Back to Ms. Palin again. The liberals are trying everything they can to get dirt on McCain and Palin. The conservatives are doing everything they can to defend against these attacks, forgetting in their fervor that they used the exact same rhetoric against the Democrats a few weeks ago. And the fact that the VP candidate is a woman only makes it worse. I've never heard so much sexism (in a reverse sort of way). They keep reaching to make sure that everyone lays off Ms. Palin. "She's such a helpless little girl! Stop attacking her!" From the liberal side, they say things like, "She's such a helpless little girl! Destroy her!"

But then you hear what Palin says after a stupid question at a press conference. "Judge me on the job I do. It doesn't matter if I'm a woman; I'm still held to a high standard." This is exactly right. Can we stop making personal attacks and digging up dirt? We can ask things like, "Is he capable of being a good leader if his underage daughter goes out and gets smashed?" (That was so 2003.) "Is she capable of being a good leader when her teen daughter is pregnant and she has an infant with disabilities?" These are fair questions.
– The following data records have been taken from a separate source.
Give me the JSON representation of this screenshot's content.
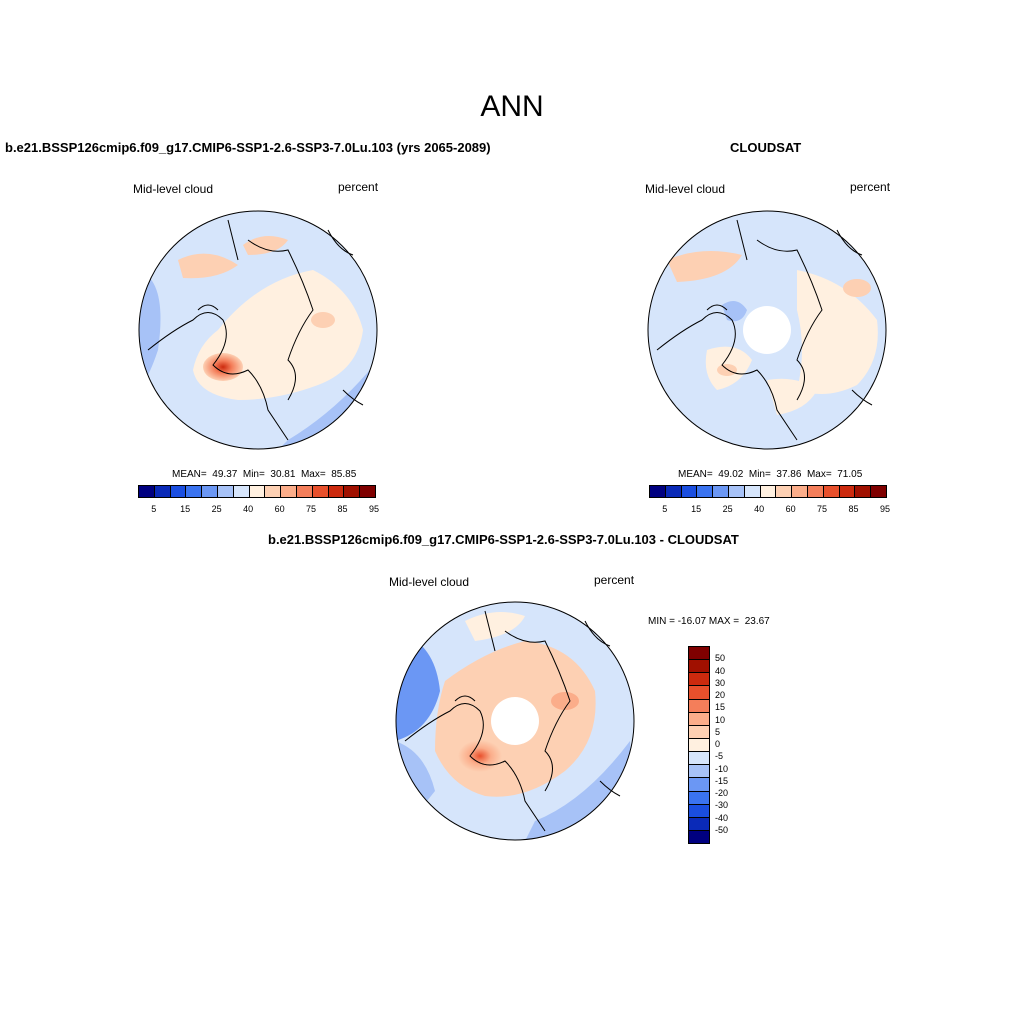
{
  "main_title": "ANN",
  "panels": [
    {
      "title": "b.e21.BSSP126cmip6.f09_g17.CMIP6-SSP1-2.6-SSP3-7.0Lu.103 (yrs 2065-2089)",
      "variable": "Mid-level cloud",
      "units": "percent",
      "stats": "MEAN=  49.37  Min=  30.81  Max=  85.85"
    },
    {
      "title": "CLOUDSAT",
      "variable": "Mid-level cloud",
      "units": "percent",
      "stats": "MEAN=  49.02  Min=  37.86  Max=  71.05"
    },
    {
      "title": "b.e21.BSSP126cmip6.f09_g17.CMIP6-SSP1-2.6-SSP3-7.0Lu.103 - CLOUDSAT",
      "variable": "Mid-level cloud",
      "units": "percent",
      "stats": "MIN = -16.07 MAX =  23.67"
    }
  ],
  "colorbar_abs": {
    "colors": [
      "#000080",
      "#0a2ab8",
      "#1a4ee0",
      "#3a73f0",
      "#6b97f4",
      "#a7c2f7",
      "#d6e5fb",
      "#fff0e0",
      "#fdd0b3",
      "#fbad8a",
      "#f47e5a",
      "#e8502c",
      "#cc2a0e",
      "#a01000",
      "#7f0000"
    ],
    "tick_labels": [
      "5",
      "15",
      "25",
      "40",
      "60",
      "75",
      "85",
      "95"
    ]
  },
  "colorbar_diff": {
    "colors": [
      "#7f0000",
      "#a01000",
      "#cc2a0e",
      "#e8502c",
      "#f47e5a",
      "#fbad8a",
      "#fdd0b3",
      "#fff0e0",
      "#d6e5fb",
      "#a7c2f7",
      "#6b97f4",
      "#3a73f0",
      "#1a4ee0",
      "#0a2ab8",
      "#000080"
    ],
    "tick_labels": [
      "50",
      "40",
      "30",
      "20",
      "15",
      "10",
      "5",
      "0",
      "-5",
      "-10",
      "-15",
      "-20",
      "-30",
      "-40",
      "-50"
    ]
  }
}
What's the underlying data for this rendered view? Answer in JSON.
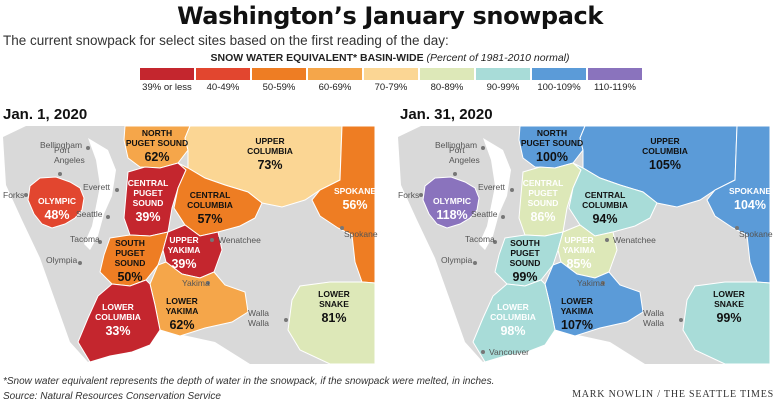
{
  "title": "Washington’s January snowpack",
  "subtitle": "The current snowpack for select sites based on the first reading of the day:",
  "legend": {
    "heading_bold": "SNOW WATER EQUIVALENT* BASIN-WIDE",
    "heading_italic": "(Percent of 1981-2010 normal)",
    "items": [
      {
        "label": "39% or less",
        "color": "#c4262e"
      },
      {
        "label": "40-49%",
        "color": "#e2462f"
      },
      {
        "label": "50-59%",
        "color": "#ee7d23"
      },
      {
        "label": "60-69%",
        "color": "#f5a64a"
      },
      {
        "label": "70-79%",
        "color": "#fbd694"
      },
      {
        "label": "80-89%",
        "color": "#dde8b8"
      },
      {
        "label": "90-99%",
        "color": "#a8dcd8"
      },
      {
        "label": "100-109%",
        "color": "#5b9bd8"
      },
      {
        "label": "110-119%",
        "color": "#8a73bd"
      }
    ]
  },
  "maps": [
    {
      "date": "Jan. 1, 2020",
      "regions": {
        "north_puget": {
          "name": [
            "NORTH",
            "PUGET SOUND"
          ],
          "value": "62%"
        },
        "upper_columbia": {
          "name": [
            "UPPER",
            "COLUMBIA"
          ],
          "value": "73%"
        },
        "olympic": {
          "name": [
            "OLYMPIC"
          ],
          "value": "48%"
        },
        "central_puget": {
          "name": [
            "CENTRAL",
            "PUGET",
            "SOUND"
          ],
          "value": "39%"
        },
        "central_columbia": {
          "name": [
            "CENTRAL",
            "COLUMBIA"
          ],
          "value": "57%"
        },
        "spokane": {
          "name": [
            "SPOKANE"
          ],
          "value": "56%"
        },
        "south_puget": {
          "name": [
            "SOUTH",
            "PUGET",
            "SOUND"
          ],
          "value": "50%"
        },
        "upper_yakima": {
          "name": [
            "UPPER",
            "YAKIMA"
          ],
          "value": "39%"
        },
        "lower_yakima": {
          "name": [
            "LOWER",
            "YAKIMA"
          ],
          "value": "62%"
        },
        "lower_columbia": {
          "name": [
            "LOWER",
            "COLUMBIA"
          ],
          "value": "33%"
        },
        "lower_snake": {
          "name": [
            "LOWER",
            "SNAKE"
          ],
          "value": "81%"
        }
      },
      "colors": {
        "north_puget": "#f5a64a",
        "upper_columbia": "#fbd694",
        "olympic": "#e2462f",
        "central_puget": "#c4262e",
        "central_columbia": "#ee7d23",
        "spokane": "#ee7d23",
        "south_puget": "#ee7d23",
        "upper_yakima": "#c4262e",
        "lower_yakima": "#f5a64a",
        "lower_columbia": "#c4262e",
        "lower_snake": "#dde8b8"
      },
      "cities": [
        "Bellingham",
        "Port Angeles",
        "Forks",
        "Everett",
        "Seattle",
        "Tacoma",
        "Olympia",
        "Wenatchee",
        "Spokane",
        "Yakima",
        "Walla Walla"
      ]
    },
    {
      "date": "Jan. 31, 2020",
      "regions": {
        "north_puget": {
          "name": [
            "NORTH",
            "PUGET SOUND"
          ],
          "value": "100%"
        },
        "upper_columbia": {
          "name": [
            "UPPER",
            "COLUMBIA"
          ],
          "value": "105%"
        },
        "olympic": {
          "name": [
            "OLYMPIC"
          ],
          "value": "118%"
        },
        "central_puget": {
          "name": [
            "CENTRAL",
            "PUGET",
            "SOUND"
          ],
          "value": "86%"
        },
        "central_columbia": {
          "name": [
            "CENTRAL",
            "COLUMBIA"
          ],
          "value": "94%"
        },
        "spokane": {
          "name": [
            "SPOKANE"
          ],
          "value": "104%"
        },
        "south_puget": {
          "name": [
            "SOUTH",
            "PUGET",
            "SOUND"
          ],
          "value": "99%"
        },
        "upper_yakima": {
          "name": [
            "UPPER",
            "YAKIMA"
          ],
          "value": "85%"
        },
        "lower_yakima": {
          "name": [
            "LOWER",
            "YAKIMA"
          ],
          "value": "107%"
        },
        "lower_columbia": {
          "name": [
            "LOWER",
            "COLUMBIA"
          ],
          "value": "98%"
        },
        "lower_snake": {
          "name": [
            "LOWER",
            "SNAKE"
          ],
          "value": "99%"
        }
      },
      "colors": {
        "north_puget": "#5b9bd8",
        "upper_columbia": "#5b9bd8",
        "olympic": "#8a73bd",
        "central_puget": "#dde8b8",
        "central_columbia": "#a8dcd8",
        "spokane": "#5b9bd8",
        "south_puget": "#a8dcd8",
        "upper_yakima": "#dde8b8",
        "lower_yakima": "#5b9bd8",
        "lower_columbia": "#a8dcd8",
        "lower_snake": "#a8dcd8"
      },
      "cities": [
        "Bellingham",
        "Port Angeles",
        "Forks",
        "Everett",
        "Seattle",
        "Tacoma",
        "Olympia",
        "Wenatchee",
        "Spokane",
        "Yakima",
        "Walla Walla",
        "Vancouver"
      ]
    }
  ],
  "footnote": "*Snow water equivalent represents the depth of water in the snowpack, if the snowpack were melted, in inches.",
  "source": "Source: Natural Resources Conservation Service",
  "credit": "MARK NOWLIN / THE SEATTLE TIMES",
  "colors": {
    "state_fill": "#d9d9d9",
    "water": "#ffffff",
    "border": "#ffffff"
  }
}
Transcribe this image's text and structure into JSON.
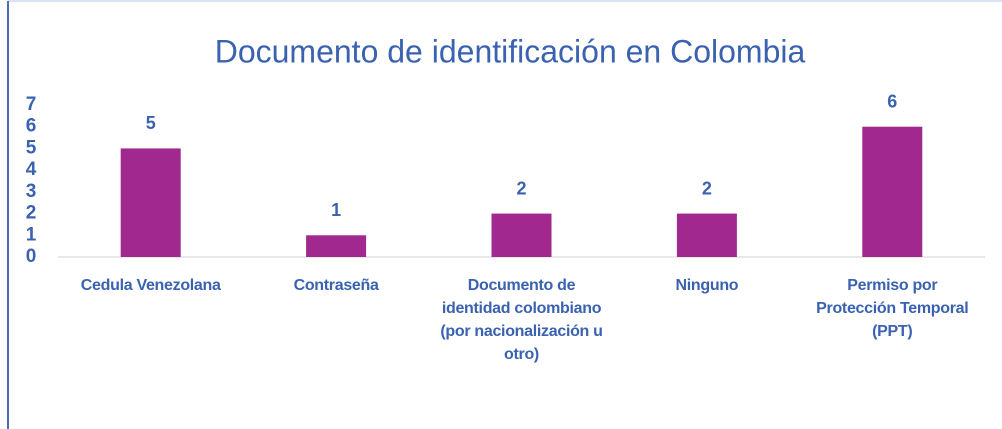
{
  "chart_data": {
    "type": "bar",
    "title": "Documento de identificación en Colombia",
    "categories": [
      "Cedula Venezolana",
      "Contraseña",
      "Documento de identidad colombiano (por nacionalización u otro)",
      "Ninguno",
      "Permiso por Protección Temporal (PPT)"
    ],
    "values": [
      5,
      1,
      2,
      2,
      6
    ],
    "color": "#a0288f",
    "ylim": [
      0,
      7
    ],
    "yticks": [
      0,
      1,
      2,
      3,
      4,
      5,
      6,
      7
    ],
    "grid": false
  }
}
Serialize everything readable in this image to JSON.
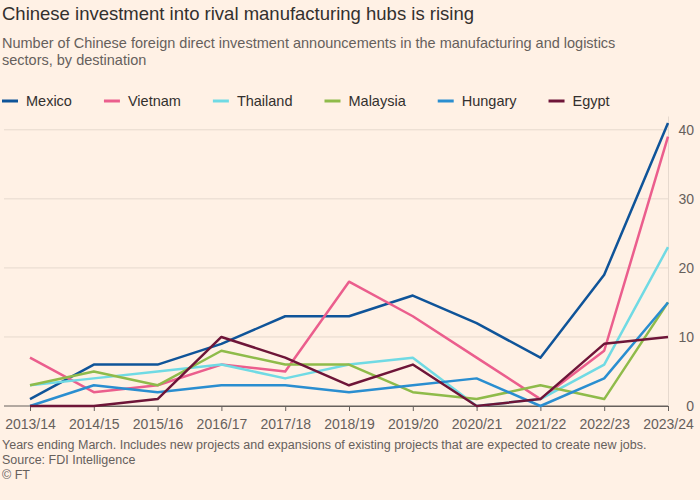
{
  "chart_data": {
    "type": "line",
    "title": "Chinese investment into rival manufacturing hubs is rising",
    "subtitle": "Number of Chinese foreign direct investment announcements in the manufacturing and logistics sectors, by destination",
    "note": "Years ending March. Includes new projects and expansions of existing projects that are expected to create new jobs.",
    "source": "Source: FDI Intelligence",
    "credit": "© FT",
    "categories": [
      "2013/14",
      "2014/15",
      "2015/16",
      "2016/17",
      "2017/18",
      "2018/19",
      "2019/20",
      "2020/21",
      "2021/22",
      "2022/23",
      "2023/24"
    ],
    "series": [
      {
        "name": "Mexico",
        "color": "#0f5499",
        "values": [
          1,
          6,
          6,
          9,
          13,
          13,
          16,
          12,
          7,
          19,
          41
        ]
      },
      {
        "name": "Vietnam",
        "color": "#eb5e8d",
        "values": [
          7,
          2,
          3,
          6,
          5,
          18,
          13,
          7,
          1,
          8,
          39
        ]
      },
      {
        "name": "Thailand",
        "color": "#70dae4",
        "values": [
          3,
          4,
          5,
          6,
          4,
          6,
          7,
          0,
          1,
          6,
          23
        ]
      },
      {
        "name": "Malaysia",
        "color": "#8fbb4a",
        "values": [
          3,
          5,
          3,
          8,
          6,
          6,
          2,
          1,
          3,
          1,
          15
        ]
      },
      {
        "name": "Hungary",
        "color": "#2a8ed0",
        "values": [
          0,
          3,
          2,
          3,
          3,
          2,
          3,
          4,
          0,
          4,
          15
        ]
      },
      {
        "name": "Egypt",
        "color": "#6e1538",
        "values": [
          0,
          0,
          1,
          10,
          7,
          3,
          6,
          0,
          1,
          9,
          10
        ]
      }
    ],
    "ylim": [
      0,
      42
    ],
    "yticks": [
      0,
      10,
      20,
      30,
      40
    ],
    "grid": true,
    "legend": "top"
  }
}
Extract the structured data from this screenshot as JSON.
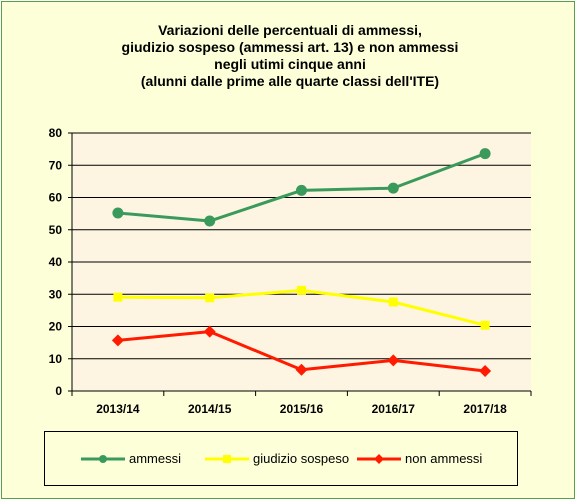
{
  "title_lines": [
    "Variazioni delle percentuali di ammessi,",
    "giudizio sospeso (ammessi  art. 13) e non ammessi",
    "negli utimi  cinque anni",
    "(alunni dalle prime alle quarte classi dell'ITE)"
  ],
  "chart_data": {
    "type": "line",
    "title": "Variazioni delle percentuali di ammessi, giudizio sospeso (ammessi  art. 13) e non ammessi negli utimi  cinque anni (alunni dalle prime alle quarte classi dell'ITE)",
    "categories": [
      "2013/14",
      "2014/15",
      "2015/16",
      "2016/17",
      "2017/18"
    ],
    "ylim": [
      0,
      80
    ],
    "yticks": [
      0,
      10,
      20,
      30,
      40,
      50,
      60,
      70,
      80
    ],
    "grid": true,
    "legend_position": "bottom",
    "plot_background": "#fdf5e2",
    "series": [
      {
        "name": "ammessi",
        "color": "#3a9a5c",
        "marker": "circle",
        "values": [
          55.2,
          52.7,
          62.2,
          62.9,
          73.6
        ]
      },
      {
        "name": "giudizio sospeso",
        "color": "#ffff00",
        "marker": "square",
        "values": [
          29.1,
          28.9,
          31.2,
          27.6,
          20.4
        ]
      },
      {
        "name": "non ammessi",
        "color": "#ff1a00",
        "marker": "diamond",
        "values": [
          15.7,
          18.4,
          6.6,
          9.5,
          6.2
        ]
      }
    ]
  }
}
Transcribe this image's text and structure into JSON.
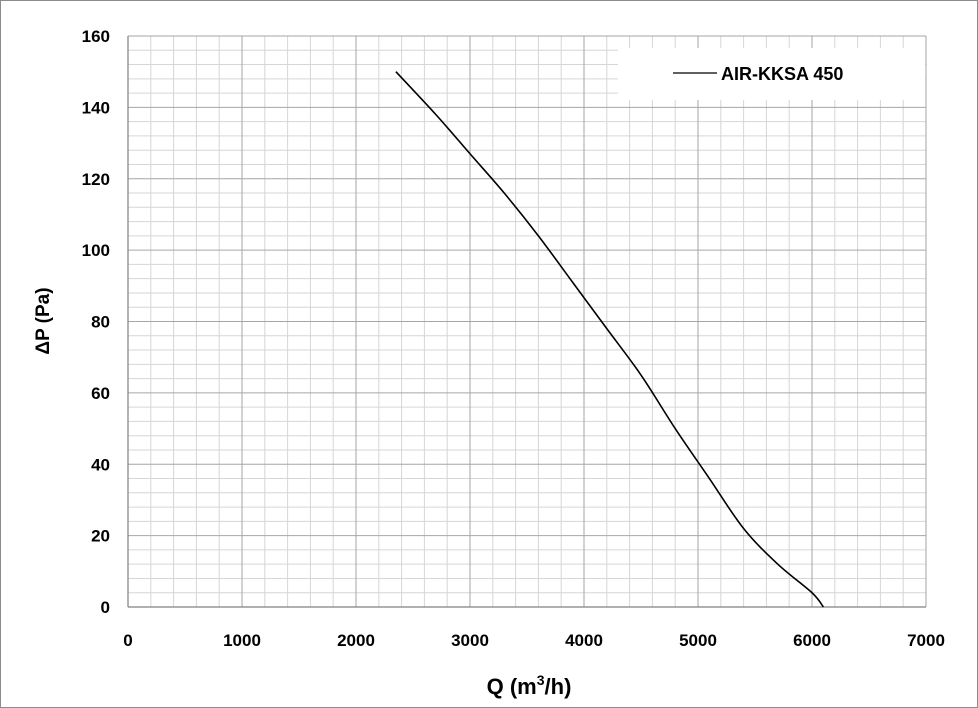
{
  "chart_data": {
    "type": "line",
    "xlabel_main": "Q (m",
    "xlabel_sup": "3",
    "xlabel_end": "/h)",
    "ylabel": "ΔP (Pa)",
    "xlim": [
      0,
      7000
    ],
    "ylim": [
      0,
      160
    ],
    "x_ticks": [
      "0",
      "1000",
      "2000",
      "3000",
      "4000",
      "5000",
      "6000",
      "7000"
    ],
    "y_ticks": [
      "0",
      "20",
      "40",
      "60",
      "80",
      "100",
      "120",
      "140",
      "160"
    ],
    "grid": true,
    "legend_position": "top-right",
    "series": [
      {
        "name": "AIR-KKSA 450",
        "color": "#000000",
        "x": [
          2350,
          2700,
          3000,
          3300,
          3600,
          3900,
          4200,
          4500,
          4800,
          5100,
          5400,
          5700,
          6000,
          6100
        ],
        "y": [
          150,
          138,
          127,
          116,
          104,
          91,
          78,
          65,
          50,
          36,
          22,
          12,
          4,
          0
        ]
      }
    ]
  }
}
But the tone of offense and defense between the parties makes reasonable assessment impossible. "Is it a good idea to have a freshman senator taking over the presidency?" I happen to know that Obama has some crazy cred, such as being top of his law class at Harvard, president of Harvard Law Review, a constitutional law professor for twelve years (refreshing after years of constitutional disregard), state senator for seven years, chair of foreign relations subcommittee, etc. I don't know the cred about the others, but they have theirs too. (Runner up Miss Alaska . . . ) But we still have to ask smart questions and listen for intelligent answers.

Frankly, I think either ticket would be quite capable of governing the country well. I may not agree with all the policies of one or the other, but then again, I don't remember getting my DNA extracted so they could make my clone president. We must get back to intelligent dialogue. It's unfortunately absent, first in the media, and by extension in the campaigns and politics in general.